Through her course and this book, Wilf wants students to understand that Zionism, as the political movement for self-determination of the Jews in their ancestral homeland, was presented in response to a challenge to modernity in Jewish life. 

She argues that Zionism should be understood in its historical context as one of several possible Jewish responses to the challenges of modernity, rather than as an inevitable path to the creation of Israel. She and Kerstein caution against viewing Zionist history as a straightforward sequence of successes ‒ from the ideas of Theodor Herzl through the Balfour Declaration, the British Mandate, statehood, and the Six-Day War. Instead, they emphasise that Zionism emerged amid uncertainty and competing alternatives, and its eventual success was not guaranteed. 

“A lot of the work I had to do was to show that at every single moment, it was touch-and-go. That Zionism could have had a lot of other endings. We could have ended like the Armenians, or like the Kurds,” she says. 

With the bombardment of antizionist discourse, she wanted to make sure that students are reading Zionist writers in their own words. 

“What happens is that once you read the writers themselves, all this nonsense just melts away. The course showed that Zionism was very much a movement of its time. People speaking about self-determination in their homeland. And that was what everyone was doing at the time. And that antizionism as this singular obsession with the non-existence of a Jewish State, is a unique form of insanity,” she says. 

Wilf believes that by examining the original texts, people can see how antizionist discourse distorts facts. 

“Quotes get cherry-picked most terribly,” she says. 

One of her favourites is a quote from Herzl that anti-Israel speakers use, “to build a new building, we need to destroy the old one”. 

“They bring it up as an example that Herzl understood that to build a Jewish State, we’ll have to destroy a pre-existing thing. And I remember thinking, ‘That’s odd, that doesn’t sound like Herzl.’ So I went and found the quote,” she says. 

It’s a quote in his introduction to the book, The Jewish State, in which he talks to Jews about the need to destroy a mental building that keeps them trapped in an exile mindset, so that their minds are free to imagine something new. 

“That’s why it’s so powerful when you go to the original text and not just one writer, multiple writers, and you really understand what Zionism is.” 

Wilf argues that Jews whose families came from places such as the Soviet Union, Eastern Europe, Iran, and the Arab world are often more willing to challenge antizionism because they recognise a familiar pattern. They have a historical memory of societies claiming to welcome Jews while targeting “only Zionists”, and they know that such rhetoric often preceded the marginalisation or expulsion of Jewish communities. 

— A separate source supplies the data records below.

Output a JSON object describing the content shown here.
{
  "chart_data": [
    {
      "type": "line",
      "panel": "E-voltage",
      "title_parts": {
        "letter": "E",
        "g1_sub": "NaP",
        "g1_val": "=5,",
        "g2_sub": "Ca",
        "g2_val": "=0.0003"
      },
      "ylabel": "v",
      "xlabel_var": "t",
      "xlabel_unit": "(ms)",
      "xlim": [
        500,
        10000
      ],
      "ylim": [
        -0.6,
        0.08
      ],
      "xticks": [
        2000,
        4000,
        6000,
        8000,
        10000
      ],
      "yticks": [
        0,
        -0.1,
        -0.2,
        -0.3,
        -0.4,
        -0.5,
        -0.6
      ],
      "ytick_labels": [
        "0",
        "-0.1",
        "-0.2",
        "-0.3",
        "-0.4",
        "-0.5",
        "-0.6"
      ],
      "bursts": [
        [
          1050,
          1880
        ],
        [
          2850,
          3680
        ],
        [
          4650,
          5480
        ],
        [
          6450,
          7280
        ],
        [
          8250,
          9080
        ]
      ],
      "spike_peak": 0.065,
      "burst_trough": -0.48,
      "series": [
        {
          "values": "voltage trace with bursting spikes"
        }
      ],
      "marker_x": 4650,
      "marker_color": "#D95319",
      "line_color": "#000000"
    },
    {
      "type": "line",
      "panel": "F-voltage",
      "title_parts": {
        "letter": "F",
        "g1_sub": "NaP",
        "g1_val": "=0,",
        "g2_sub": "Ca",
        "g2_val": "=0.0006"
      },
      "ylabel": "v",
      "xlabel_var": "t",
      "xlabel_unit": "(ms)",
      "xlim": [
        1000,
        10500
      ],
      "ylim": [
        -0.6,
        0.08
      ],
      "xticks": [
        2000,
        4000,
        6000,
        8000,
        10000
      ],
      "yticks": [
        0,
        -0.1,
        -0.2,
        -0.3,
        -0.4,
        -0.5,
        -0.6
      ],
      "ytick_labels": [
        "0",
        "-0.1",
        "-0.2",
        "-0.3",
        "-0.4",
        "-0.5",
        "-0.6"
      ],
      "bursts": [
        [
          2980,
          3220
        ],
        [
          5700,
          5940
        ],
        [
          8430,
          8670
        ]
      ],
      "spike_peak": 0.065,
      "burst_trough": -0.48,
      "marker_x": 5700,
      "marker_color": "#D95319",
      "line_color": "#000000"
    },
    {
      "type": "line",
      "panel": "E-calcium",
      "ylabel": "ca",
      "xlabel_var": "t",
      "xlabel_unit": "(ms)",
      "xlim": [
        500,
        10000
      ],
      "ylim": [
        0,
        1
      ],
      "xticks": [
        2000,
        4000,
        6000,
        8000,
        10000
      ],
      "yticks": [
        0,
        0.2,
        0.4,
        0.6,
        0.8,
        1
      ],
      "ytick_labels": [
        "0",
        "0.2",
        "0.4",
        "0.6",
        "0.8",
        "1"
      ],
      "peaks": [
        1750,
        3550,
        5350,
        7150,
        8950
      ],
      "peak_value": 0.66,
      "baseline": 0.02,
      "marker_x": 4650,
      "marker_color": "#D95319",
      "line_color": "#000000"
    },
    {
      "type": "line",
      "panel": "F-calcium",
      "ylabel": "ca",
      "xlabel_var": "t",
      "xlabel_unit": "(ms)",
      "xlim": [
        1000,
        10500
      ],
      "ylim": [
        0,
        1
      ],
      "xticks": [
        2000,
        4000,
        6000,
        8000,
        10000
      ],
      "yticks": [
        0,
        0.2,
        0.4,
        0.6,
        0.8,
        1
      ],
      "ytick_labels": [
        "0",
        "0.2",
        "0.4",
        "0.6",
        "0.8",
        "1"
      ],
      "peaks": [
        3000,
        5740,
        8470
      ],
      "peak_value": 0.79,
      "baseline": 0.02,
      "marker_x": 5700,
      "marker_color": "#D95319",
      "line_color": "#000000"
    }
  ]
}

By contrast, many Jews in the United States, whose families have lived for generations in relatively secure and prosperous circumstances, may be more inclined to view Jewish identity through the lens of privilege and social acceptance. Having experienced opportunities, success, and integration into mainstream society, they may be less likely to recognise the dangers that others associate with antizionist rhetoric. 

However, after 7 October, many of these young Jews saw a complete shift in how they were viewed in the world, similar to what happens in Kafka’s Metamorphosis, where one morning the main character wakes up transformed into a giant insect-like creature. 

“All these young Jews with zero muscle memory are waking up one morning. And they’re genocidal baby killers; they’re being yelled at everywhere they go. But they’re the same person they were before,” she says. 

“Now, many young people today don’t have the muscle memory that is the Jewish condition. So they wake up one morning, and the price of being Jewish, from their perspective, I would say, just went back to its normal historical price. 

“You’ll be platformed. You can publish an essay in The New York Times. You can build an academic career. The price of standing with your people is very high. The price of selling out your people is very lucrative. And if you don’t have the muscle memory of what it means to be Jewish, a lot of young Jews, and not only young ones, are succumbing to the pressure,” she says.